In 2007, their first season in Div. V, the Irish lost to Maria Stein Marion Local, 20-14, in the championship game.

Last year, the Irish roared back to dominate and capped a 15-0 season with a 21-0 victory over Findlay Liberty-Benton for the school’s second state crown. The Irish won Div. IV in 2000.

Reardon doesn’t want his players looking ahead.

“They have a lot of good football players,” Reardon said of the Generals. “I was comparing their all-district team to ours. They had 11 kids mentioned whereas we only had 10.

“Obviously, they have a lot of talented football players.”

So do the Irish who are competing for their third straight state final appearance.

Stopping Jones will be the key for the Generals to have a chance. The Irish captain has rushed for 2,006 yards on 243 carries and scored 27 touchdowns in 12 games.

Reardon said the Generals’ Jake Conrad also has rushed for 2,000 yards in his 13 games.

“Conrad was their district player of the year,” Reardon said. “He’s very deserving of that honor.”

Irish running back Akise Teague has 434 yards on 52 carries and has scored three touchdowns. Quarterback Paul Kempe has completed 90 of his 165 passes for 1,621 yards and 13 scores. He’s been picked off eight times.

Kempe’s favorite targets are Teague (32 catches, 779 yards, five touchdowns) and Chris Collins (27 receptions, 428 yards, four scores).

“On defense,” said Reardon of the Generals, “they fly around and bring passion to their game. They are very good at the scheme that they run. Rarely, do you see anybody out of place.

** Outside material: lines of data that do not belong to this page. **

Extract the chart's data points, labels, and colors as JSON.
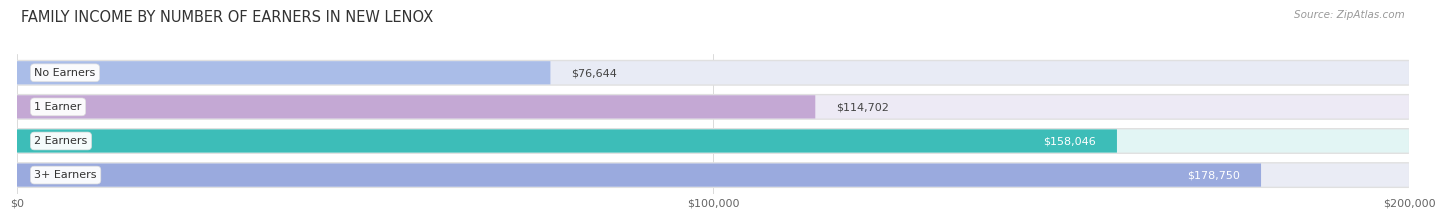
{
  "title": "FAMILY INCOME BY NUMBER OF EARNERS IN NEW LENOX",
  "source": "Source: ZipAtlas.com",
  "categories": [
    "No Earners",
    "1 Earner",
    "2 Earners",
    "3+ Earners"
  ],
  "values": [
    76644,
    114702,
    158046,
    178750
  ],
  "labels": [
    "$76,644",
    "$114,702",
    "$158,046",
    "$178,750"
  ],
  "bar_colors": [
    "#aabde8",
    "#c4a8d4",
    "#3dbdb8",
    "#9aaade"
  ],
  "bar_bg_colors": [
    "#e8ebf5",
    "#edeaf5",
    "#e2f5f4",
    "#eaecf5"
  ],
  "row_bg_color": "#f0f0f0",
  "xlim": [
    0,
    200000
  ],
  "xticks": [
    0,
    100000,
    200000
  ],
  "xticklabels": [
    "$0",
    "$100,000",
    "$200,000"
  ],
  "title_fontsize": 10.5,
  "source_fontsize": 7.5,
  "label_fontsize": 8,
  "tick_fontsize": 8,
  "background_color": "#ffffff",
  "label_inside_threshold": 140000,
  "label_text_color_inside": "#ffffff",
  "label_text_color_outside": "#444444"
}
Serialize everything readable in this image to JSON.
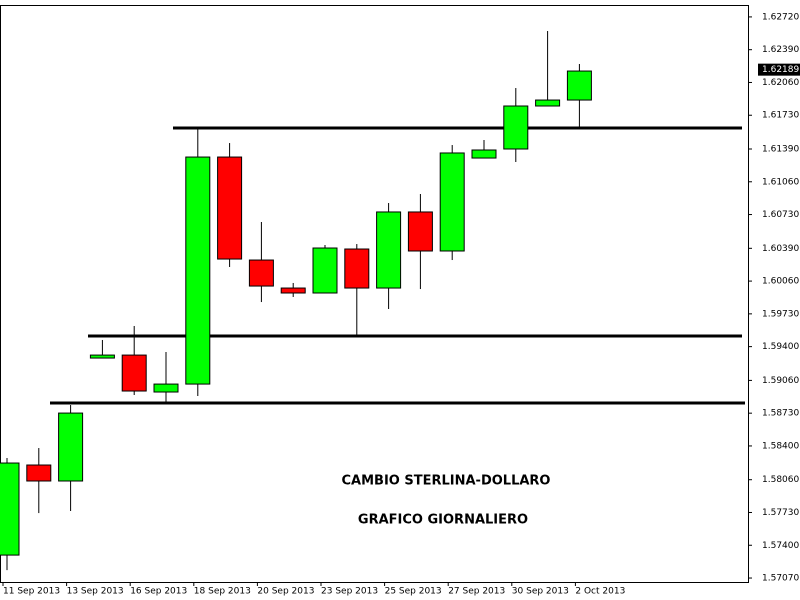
{
  "chart_data": {
    "type": "candlestick",
    "categories": [
      "11 Sep 2013",
      null,
      "13 Sep 2013",
      null,
      "16 Sep 2013",
      null,
      "18 Sep 2013",
      null,
      "20 Sep 2013",
      null,
      "23 Sep 2013",
      null,
      "25 Sep 2013",
      null,
      "27 Sep 2013",
      null,
      "30 Sep 2013",
      null,
      "2 Oct 2013"
    ],
    "open": [
      1.57301,
      1.58208,
      1.58047,
      1.59285,
      1.59315,
      1.58943,
      1.59023,
      1.61309,
      1.60272,
      1.5999,
      1.5994,
      1.60383,
      1.5999,
      1.60756,
      1.60363,
      1.61299,
      1.6139,
      1.61823,
      1.61883
    ],
    "high": [
      1.58278,
      1.58379,
      1.58812,
      1.59467,
      1.59608,
      1.59346,
      1.61601,
      1.6145,
      1.60655,
      1.60041,
      1.60423,
      1.60433,
      1.60846,
      1.60937,
      1.6143,
      1.61481,
      1.62004,
      1.62578,
      1.62246
    ],
    "low": [
      1.5715,
      1.57724,
      1.57745,
      1.59285,
      1.58913,
      1.58822,
      1.58903,
      1.60202,
      1.59849,
      1.599,
      1.5994,
      1.59507,
      1.59779,
      1.5998,
      1.60272,
      1.61299,
      1.61259,
      1.61823,
      1.61611
    ],
    "close": [
      1.58228,
      1.58047,
      1.58731,
      1.59315,
      1.58953,
      1.59023,
      1.61309,
      1.60282,
      1.6001,
      1.5994,
      1.60393,
      1.5999,
      1.60756,
      1.60363,
      1.6135,
      1.6138,
      1.61823,
      1.61883,
      1.62175
    ],
    "up_color": "#00ff00",
    "down_color": "#ff0000",
    "horizontal_lines": [
      1.61601,
      1.59507,
      1.58832
    ],
    "last_price": 1.62189,
    "annotations": [
      "CAMBIO STERLINA-DOLLARO",
      "GRAFICO GIORNALIERO"
    ],
    "ylim": [
      1.5703,
      1.6284
    ],
    "yticks": [
      {
        "value": 1.6272,
        "label": "1.62720"
      },
      {
        "value": 1.6239,
        "label": "1.62390"
      },
      {
        "value": 1.6206,
        "label": "1.62060"
      },
      {
        "value": 1.6173,
        "label": "1.61730"
      },
      {
        "value": 1.6139,
        "label": "1.61390"
      },
      {
        "value": 1.6106,
        "label": "1.61060"
      },
      {
        "value": 1.6073,
        "label": "1.60730"
      },
      {
        "value": 1.6039,
        "label": "1.60390"
      },
      {
        "value": 1.6006,
        "label": "1.60060"
      },
      {
        "value": 1.5973,
        "label": "1.59730"
      },
      {
        "value": 1.594,
        "label": "1.59400"
      },
      {
        "value": 1.5906,
        "label": "1.59060"
      },
      {
        "value": 1.5873,
        "label": "1.58730"
      },
      {
        "value": 1.584,
        "label": "1.58400"
      },
      {
        "value": 1.5806,
        "label": "1.58060"
      },
      {
        "value": 1.5773,
        "label": "1.57730"
      },
      {
        "value": 1.574,
        "label": "1.57400"
      },
      {
        "value": 1.5707,
        "label": "1.57070"
      }
    ]
  }
}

“They are a very dangerous football team,” Reardon said. “If you look at the past two weeks, both games were very close games and they found ways to win them.

“Teams like that have all the intangibles. Certainly they show character in how they play and the leadership that their kids bring.”

Center David Rossi, a senior and only fulltime starter back from last year, said Ursuline’s 1-2 start gave them something to overcome early.

“We were a young team and we really just had to find our own identity,” Rossi said. “It took us a while.”

Rossi feels the team began to gel midway through the season.

“We knew from the beginning we had something special but we knew from the St. Thomas game that everything was starting to click,” Rossi said.

A 27-22 loss to Mooney in Week 9 energized the Irish for a long playoff run.

Jones said this regional title is the best for this year’s seniors.

“We didn’t want to go out on a bad note,” Jones said. “We all looked at each other in our eyes and said that we had [to play hard] or be remembered as a team that didn’t go far.”